The chart above shows the history of 2- and 10-yr Treasury yields. The long secular decline in yields since the early 1980s has been driven by declining inflation, declining inflation expectations, and, more recently, by slower growth expectations.

2-yr yields are equivalent to what the market thinks short-term interest rates will average over the next 2 years. Rising 2-yr yields are thus a sign that the market is ratcheting upwards its expectations for Fed tightening, because the Fed has a very powerful influence on short-term interest rates. 


10-yr yields, on the other hand, are largely driven by the market's expectations for economic growth and inflation. The Fed can influence these expectations to some extent, but not by much. The chart shows that even though the Fed purchased trillions worth of notes and bonds in three rounds of Quantitative Easing, 10-yr yields rose during each episode of Quantitative Easing. Yields rose because the market perceived that the Fed's bond purchases were correctly addressing a problem and thus improving the outlook for growth. Yields fell after QE1 and QE2 because the market realized that the Fed had not done enough to address the world's demand for safe assets, and this threatened the outlook for growth. We now know that QE3 is virtually finished, but yields have only declined marginally, which in turn suggests that this time the Fed has done enough.


Some have suggested that the recent decline in 10-yr yields and the rise of 2-yr yields might be the bond market's way of telling us that a tightening of monetary policy next year could prove debilitating to the economy.
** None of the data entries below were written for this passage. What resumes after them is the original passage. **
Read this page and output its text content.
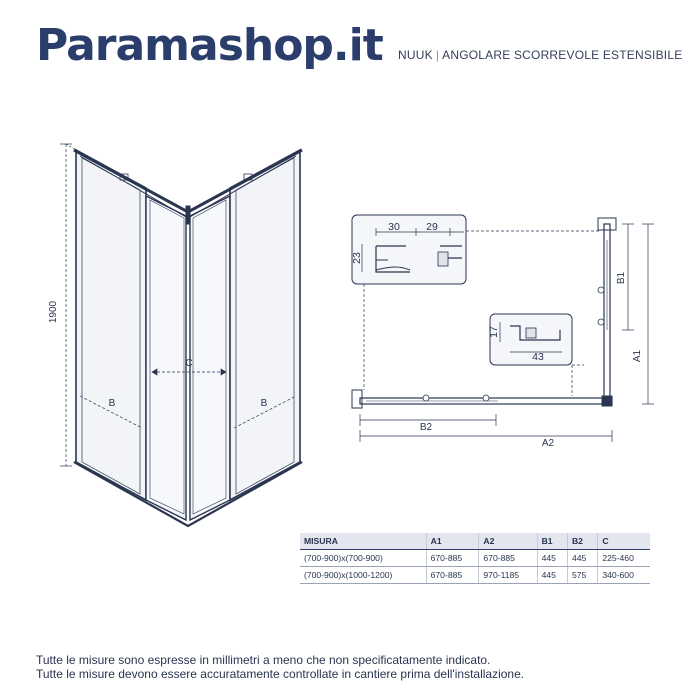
Paramashop.it NUUK | ANGOLARE SCORREVOLE ESTENSIBILE
1900
B	B
C
A1
B1
B2
A2
30	29
23
17
43
MISURA	A1	A2	B1	B2	C
(700-900)x(700-900)	670-885	670-885	445	445	225-460
(700-900)x(1000-1200)	670-885	970-1185	445	575	340-600
Tutte le misure sono espresse in millimetri a meno che non specificatamente indicato.
Tutte le misure devono essere accuratamente controllate in cantiere prima dell'installazione.
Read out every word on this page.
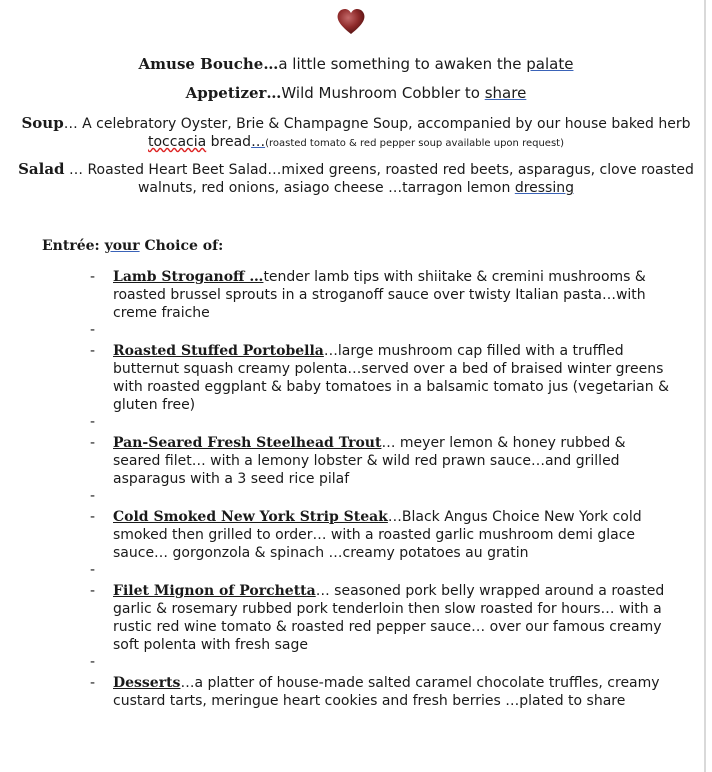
Amuse Bouche…a little something to awaken the palate
Appetizer…Wild Mushroom Cobbler to share
Soup… A celebratory Oyster, Brie & Champagne Soup, accompanied by our house baked herb toccacia bread…(roasted tomato & red pepper soup available upon request)
Salad … Roasted Heart Beet Salad…mixed greens, roasted red beets, asparagus, clove roasted walnuts, red onions, asiago cheese …tarragon lemon dressing
Entrée: your Choice of:
- Lamb Stroganoff …tender lamb tips with shiitake & cremini mushrooms & roasted brussel sprouts in a stroganoff sauce over twisty Italian pasta…with creme fraiche
-
- Roasted Stuffed Portobella…large mushroom cap filled with a truffled butternut squash creamy polenta…served over a bed of braised winter greens with roasted eggplant & baby tomatoes in a balsamic tomato jus (vegetarian & gluten free)
-
- Pan-Seared Fresh Steelhead Trout… meyer lemon & honey rubbed & seared filet… with a lemony lobster & wild red prawn sauce…and grilled asparagus with a 3 seed rice pilaf
-
- Cold Smoked New York Strip Steak…Black Angus Choice New York cold smoked then grilled to order… with a roasted garlic mushroom demi glace sauce… gorgonzola & spinach …creamy potatoes au gratin
-
- Filet Mignon of Porchetta… seasoned pork belly wrapped around a roasted garlic & rosemary rubbed pork tenderloin then slow roasted for hours… with a rustic red wine tomato & roasted red pepper sauce… over our famous creamy soft polenta with fresh sage
-
- Desserts…a platter of house-made salted caramel chocolate truffles, creamy custard tarts, meringue heart cookies and fresh berries …plated to share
But as the chart above shows, the current spread between 2- and 10-yr Treasuries is still quite wide—the yield curve is still plenty steep. The economy has flourished for years with a yield curve as steep as today's. It's only when the curve gets flat or inverted that the economy is approaching trouble.


The chart above shows that every recession since 1960 has been preceded by a severe tightening of monetary policy. Very tight money shows up in high and rising real short-term interest rates (the blue line) and a flattening or inversion of the yield curve (red line). Today both of these indicators remain firmly planted in "easy money" territory.

Conclusion: the bond market is not displaying any concerns about what might happen to the economy when the Fed starts raising interest rates next year.

Business investment makes a comeback



After being relatively flat for most of 2013, capital goods orders—a good proxy for business investment—have rebounded strongly this year. Today we learned that August orders exceeded expectations (+0.6% vs. +0.4%), and the decline in July orders was revised down from -0.5% to just -0.2%. On a year over year basis, orders rose 7.5% through August.

This series suffers from a mysteriously deficient seasonal adjustment which can be largely corrected by looking at the 3-mo. moving average, which I've shown in the chart above. Using the smoothed series, we find that the 6-mo. annualized gain in orders is a very impressive 14.5%.

Inflation-adjusted orders are still about 15% below their 2000 high, but they are closing in on their pre-recession high. Thus, while the level of orders is still disappointing, the change on the margin is quite encouraging, and that's what matters the most to markets and the economy.

Business confidence has picked up this year, with the result that today's new investment in capital goods should lead to increased worker productivity and somewhat faster real growth in the months and years to come.


We see the same picture in Commercial & Industrial Loans, which are a good proxy for bank lending to small and medium-sized businesses. As the chart above shows, the growth rate of C&I Loans picked up starting last January. Since mid-January, loans are up at a 14% annualized rate. This reflects a significant improvement in confidence on the part of banks and businesses (banks more willing to lend, businesses more willing to borrow).

These—increased confidence, increased lending, increased investment—are the undercurrents which are causing the economic outlook to improve, validating the equity market's gains, and driving note and bond yields higher.